![]() May 8, 2003 HHS SAYS HIPAA RULES APPLY TO FLEXIBLE SPENDING ARRANGEMENTS
The U.S. Department of Health and Human Services (HHS) has finally answered whether
flexible spending arrangements (FSAs) are covered under the Administrative Simplification
provisions of the Health Insurance Portability and Accountability Act of 1996 (HIPAA).
According to a Frequently Asked Question that HHS published on April 24, 2003, the answer is "yes." FSAs are "group health plans" as defined in HIPAA, because they are employee welfare benefit plans
under ERISA and they pay for medical care. Therefore, they are "covered entities" under HIPAA's
privacy, security and electronic data interchange (EDI) rules. While most ERISA specialists had
advised clients that FSAs should comply with the rules, HHS had publicly stated that it was still
considering whether FSAs should be covered entities. Since most FSAs had been excepted from the
HIPAA portability provisions, based on guidance issued in December 1997,* it was possible that
HHS was considering also excepting them from the privacy rules. However, the agency has not done so. All group health plans, including FSAs, that are self-administered and have fewer than 50
participants are not covered by HIPAA. In addition, those small health plans with annual
receipts of less than $5 million have until April 14, 2004 to comply. Employers should consult
with their legal counsel with respect to whether their benefit programs meet the small health
plan definition. Factors may include whether the FSA and the other health plans offered by the
employer are considered one "plan" and file one Form 5500, or whether they are treated as
separate "plans." Employers that sponsor fully insured health benefit programs and do not use protected health
information (PHI) have fewer HIPAA privacy compliance obligations than do employers that use
PHI or are self-insured. However, if an employer with a fully insured plan also sponsors an FSA,
the employer must comply with the privacy rules for that FSA in the same manner that it would for
a self-insured benefit program. For example, the FSA documents must be amended, a Notice of Privacy
Practices must be distributed, business associate contracts must be obtained and policies and
procedures must be implemented to protect PHI. Employers must also prepare to comply with the security rules by April 21, 2005. This will require
a risk assessment and implementation of security policies and procedures to assure that electronic
PHI is safe. Employers may wish to ask their administrator or human resources information system
vendor to provide them with information now about how FSA claims information is safeguarded. The EDI rules are generally effective October 16, 2003. Most FSAs have no EDI issues because they
are only reimbursing individuals. However, if there are any direct exchanges between health care
providers and an FSA, employers should consult with legal counsel regarding whether the EDI rules
are implicated. Many employers and their FSA administrators had already begun privacy and security compliance programs.

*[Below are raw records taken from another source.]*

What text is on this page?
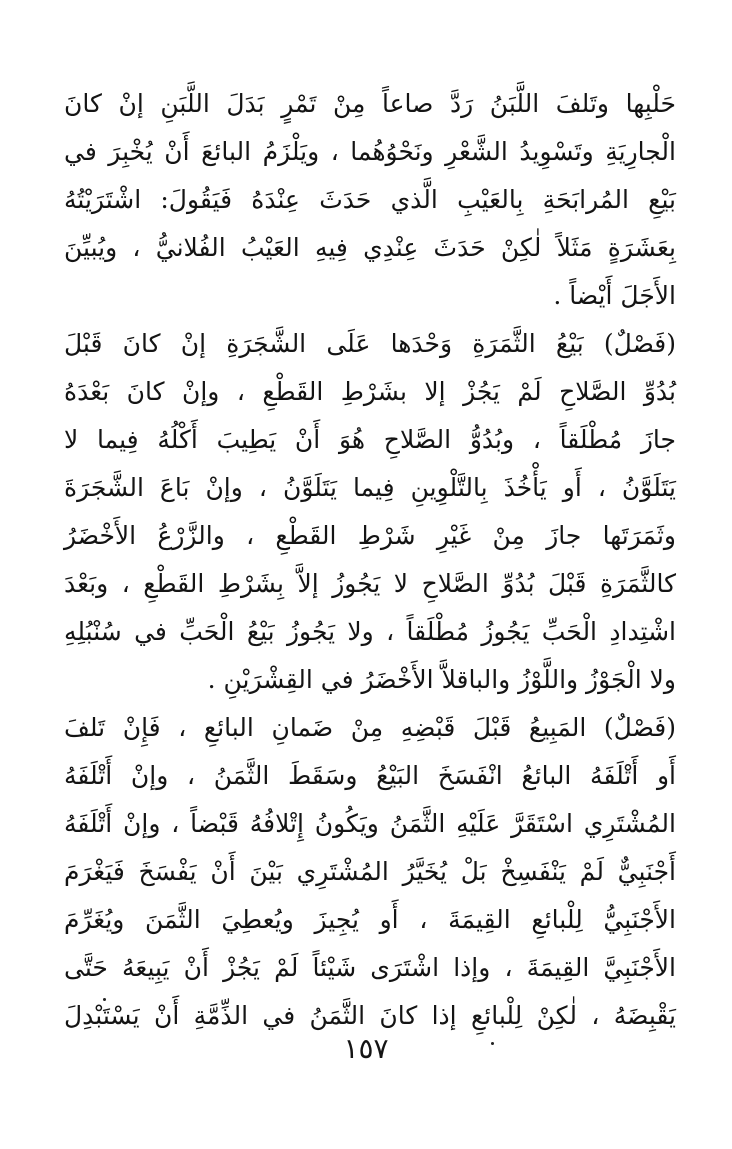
حَلْبِها وتَلفَ اللَّبَنُ رَدَّ صاعاً مِنْ تَمْرٍ بَدَلَ اللَّبَنِ إنْ كانَ
الْجارِيَةِ وتَسْوِيدُ الشَّعْرِ ونَحْوُهُما ، ويَلْزَمُ البائعَ أَنْ يُخْبِرَ في
بَيْعِ المُرابَحَةِ بِالعَيْبِ الَّذي حَدَثَ عِنْدَهُ فَيَقُولَ: اشْتَرَيْتُهُ
بِعَشَرَةٍ مَثَلاً لٰكِنْ حَدَثَ عِنْدِي فِيهِ العَيْبُ الفُلانيُّ ، ويُبيِّنَ
الأَجَلَ أَيْضاً .
(فَصْلٌ) بَيْعُ الثَّمَرَةِ وَحْدَها عَلَى الشَّجَرَةِ إنْ كانَ قَبْلَ
بُدُوِّ الصَّلاحِ لَمْ يَجُزْ إلا بشَرْطِ القَطْعِ ، وإنْ كانَ بَعْدَهُ
جازَ مُطْلَقاً ، وبُدُوُّ الصَّلاحِ هُوَ أَنْ يَطِيبَ أَكْلُهُ فِيما لا
يَتَلَوَّنُ ، أَو يَأْخُذَ بِالتَّلْوِينِ فِيما يَتَلَوَّنُ ، وإنْ بَاعَ الشَّجَرَةَ
وثَمَرَتَها جازَ مِنْ غَيْرِ شَرْطِ القَطْعِ ، والزَّرْعُ الأَخْضَرُ
كالثَّمَرَةِ قَبْلَ بُدُوِّ الصَّلاحِ لا يَجُوزُ إلاَّ بِشَرْطِ القَطْعِ ، وبَعْدَ
اشْتِدادِ الْحَبِّ يَجُوزُ مُطْلَقاً ، ولا يَجُوزُ بَيْعُ الْحَبِّ في سُنْبُلِهِ
ولا الْجَوْزُ واللَّوْزُ والباقلاَّ الأَخْضَرُ في القِشْرَيْنِ .
(فَصْلٌ) المَبِيعُ قَبْلَ قَبْضِهِ مِنْ ضَمانِ البائعِ ، فَإِنْ تَلفَ
أَو أَتْلَفَهُ البائعُ انْفَسَخَ البَيْعُ وسَقَطَ الثَّمَنُ ، وإنْ أَتْلَفَهُ
المُشْتَرِي اسْتَقَرَّ عَلَيْهِ الثَّمَنُ ويَكُونُ إِتْلافُهُ قَبْضاً ، وإنْ أَتْلَفَهُ
أَجْنَبِيٌّ لَمْ يَنْفَسِخْ بَلْ يُخَيَّرُ المُشْتَرِي بَيْنَ أَنْ يَفْسَخَ فَيَغْرَمَ
الأَجْنَبِيُّ لِلْبائعِ القِيمَةَ ، أَو يُجِيزَ ويُعطِيَ الثَّمَنَ ويُغَرِّمَ
الأَجْنَبِيَّ القِيمَةَ ، وإذا اشْتَرَى شَيْئاً لَمْ يَجُزْ أَنْ يَبِيعَهُ حَتَّى
يَقْبِضَهُ ، لٰكِنْ لِلْبائعِ إذا كانَ الثَّمَنُ في الذِّمَّةِ أَنْ يَسْتَبْدِلَ
١٥٧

Those that have not should consult with their professional advisors as to whether compliance is now necessary. Complete Text of the FAQ The complete text of the FAQ follows. It is available in the Health Information Privacy FAQ list that
can be found at www.hhs.gov/ocr. There is no citation
for this FAQ. However, there is a search tool on the HHS Web site that can be used to look for this FAQ. Question: Is a flexible spending account or a cafeteria plan a covered entity for purposes of the
Privacy Rule and the other HIPAA, Title II, Administrative Simplification standards? Answer: A "group health plan" is a covered entity under the Privacy Rule and the other HIPAA, Title II,
Administrative Simplification standards. A "group health plan" is defined as an "employee welfare benefit
plan," as that term is defined by the Employee Retirement Income Security Act (ERISA), to the extent that
the plan provides medical care. See 42 USC §1320d(5)(A) and 45 CFR 160.103. Thus, to the extent that a flexible
spending account or a cafeteria plan meets the definition of an employee welfare benefit plan under ERISA
and pays for medical care, it is a group health plan, unless it has fewer than 50 participants and is
self-administered. Employee welfare benefit plans with fewer than 50 participants and that are self-administered
are not group health plans. Flexible spending accounts and cafeteria plans are not excluded from the definition
of "health plan" as excepted benefits. See 45 CFR 160.103, paragraph (2)(i) of the definition of "health plan." * This guidance was published in the December 29, 1997 issue of the Federal Register.